A while ago I was trying to figure out how to hardwire my new navigation unit in my car. After some research (this is not the kind of thing I just know) I’d figured out that the best option was to tap into the back of the cigarette lighter in the dash. But something wasn’t making sense, because I don’t really know what I’m doing. So I called my son to see if he had any suggestions. After doing a bad job of explaining what was there and what I wanted to accomplish, and perhaps a bit of whining, he finally answered, “I don’t know because I can’t see it; just figure it out!” At this point, I want to cry, “Figure it out?! I’m just a girl! Don’t I get extra credit? How many moms do you know who hardwire their navigation units into their cars? Or add extra brake-light sockets to their tail-light assemblies? Or fix the clutch cable so the hill-holder on their daughter’s car works again?

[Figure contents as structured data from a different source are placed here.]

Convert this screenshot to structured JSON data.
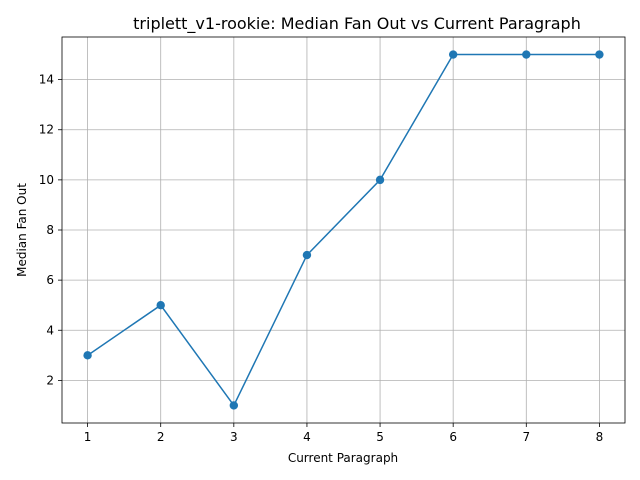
{
  "chart_data": {
    "type": "line",
    "title": "triplett_v1-rookie: Median Fan Out vs Current Paragraph",
    "xlabel": "Current Paragraph",
    "ylabel": "Median Fan Out",
    "x": [
      1,
      2,
      3,
      4,
      5,
      6,
      7,
      8
    ],
    "series": [
      {
        "values": [
          3,
          5,
          1,
          7,
          10,
          15,
          15,
          15
        ],
        "color": "#1f77b4",
        "marker": "circle"
      }
    ],
    "xticks": [
      1,
      2,
      3,
      4,
      5,
      6,
      7,
      8
    ],
    "yticks": [
      2,
      4,
      6,
      8,
      10,
      12,
      14
    ],
    "xlim": [
      0.65,
      8.35
    ],
    "ylim": [
      0.3,
      15.7
    ],
    "grid": true
  }
}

Or build a new kitchen?” And, if I’m honest, who cares?

But I can’t say any of this out loud because that would expose my hypocritical feminism. I can’t insist that you not tell me that I can’t do something because I’m a girl, and then get upset that you don’t give me an award for doing something because I’m a girl. I don’t do these things because I particularly enjoy them, and definitely not to prove that girls can, too, stay up until 4:00 AM failing to unclog a drain. In fact, I’m often less-than-pleasant while I’m doing these things because when working on old cars and old houses nothing ever goes according to plan and I don’t know enough about what needs to be done to make things easy. Let’s just say that several deities’ names are frequently taken in vain, and are often accused of participating in unholy-like acts. With each other. People often say that it must be so satisfying to know that you did this or that with your own hands, that you must feel such a sense of accomplishment. Honestly, I don’t think of that so much as that I’m just glad that project is done. I would be happy to know the sense of accomplishment one would feel after writing a check to someone else to do the work.

I didn’t wake up Captain OCD, but I didn’t fix the drain, either. It took both of us a couple of days and more supplies to finally get the pipe to drain properly. If that had failed, the next step was to abandon the jumble of old pipe and re-plumb that section of the house (which has been on the to-do list for years) and you can bet that I wouldn’t have been doing that because it’s under the house and I’m a girl.

Just so you know, not a good idea to measure out weapons-grade Drano crystals into a disposable plastic cup that you are holding in your hand, and an even worse idea to stick the compressor hose with the air-jet nozzle into the drain while there is still Drano residue in the pipe, at least not without long sleeves and eye protection.